Unotal in 50 seconds
All Unotal units are sequences of characters from the Unicode character set and must be encoded using UTF-8.
A string can be written just as it is. It does not have to be written between quotation marks.
- A Unotal string
alpha
A Unotal room can be a sequence of strings and other Unotal rooms and is written in angle brackets. The entries of a room are separated by nothing or white space, not by commas or semicolons.
- A Unotal room with 3 entries, the last entry being a room itself
< alpha beta < one two >>
Unotal units might be formatted freely, i.e., newline characters and/or multiple spaces can be used instead of a space.
- A Unotal room equivalent to the previous room
< alpha beta
< one two >>
A room can have attributes, too.
- A Unotal attribute within a room (name is "color", value is "red")
< color=red
alpha beta >
An attribute value might be a room itself (i.e., structured).
- A structured Unotal attribute value with a Unotal room
< authors=< Mary Peter >
alpha beta >
If a string contains certain special characters, it needs to be written in square brackets.
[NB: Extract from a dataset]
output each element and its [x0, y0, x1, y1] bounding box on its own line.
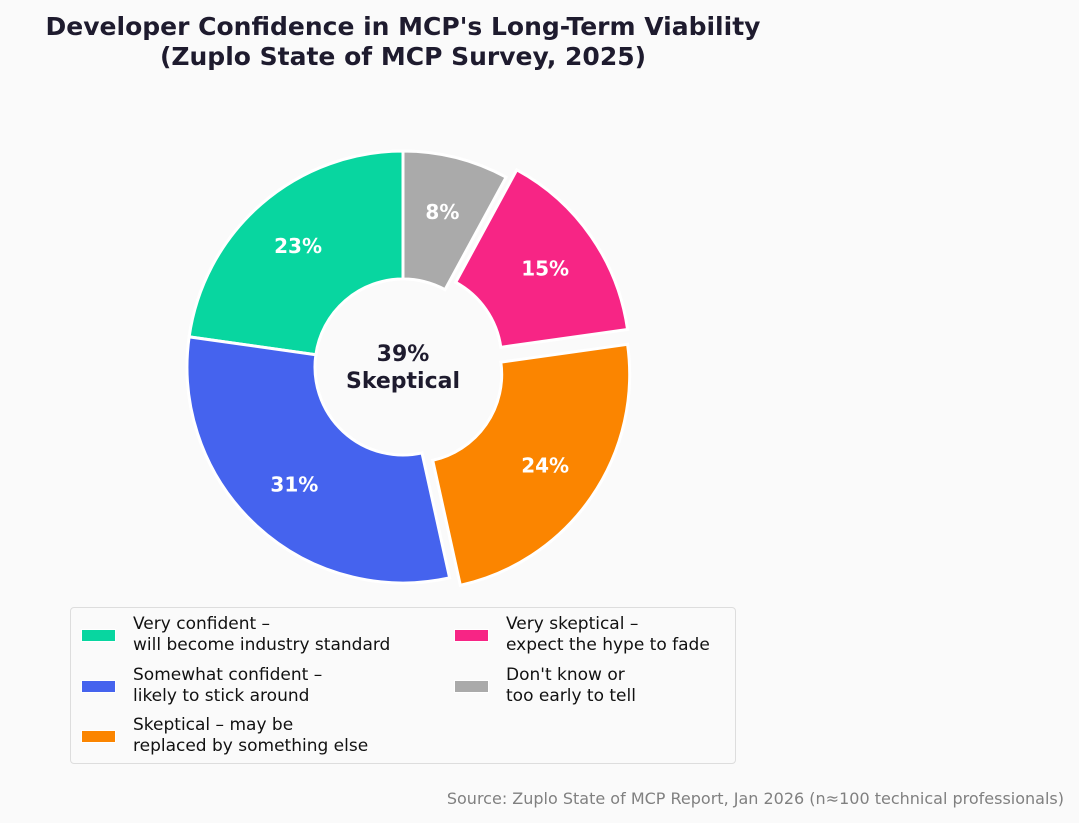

While spaces outside of such square brackets are just ignored as white space, spaces and line endings within square brackets are significant.
- Bracketed strings in Unotal
< authors=< [Mary Meyers] [Peter Miller] >
text=[This is a Unotal string.
It might contain newline characters
and might contain most characters without
"escapes" [even 'nested' pairs of brackets]]>
Multiple attributes of a room might have the same name.
- Multiattributes in Unotal
< author=[Mary Meyers] author=[Peter Miller] >
A Unotal room might have a room type. The name of such a type is preceded by an ampersand "&".
- A Unotal room with type "gamma"
< &gamma alpha beta >
A Unotal room might have multiple types.
- A Unotal room with multiple types
< &public &class >
Thank you for 50 seconds of your time! This small tutorial ends here.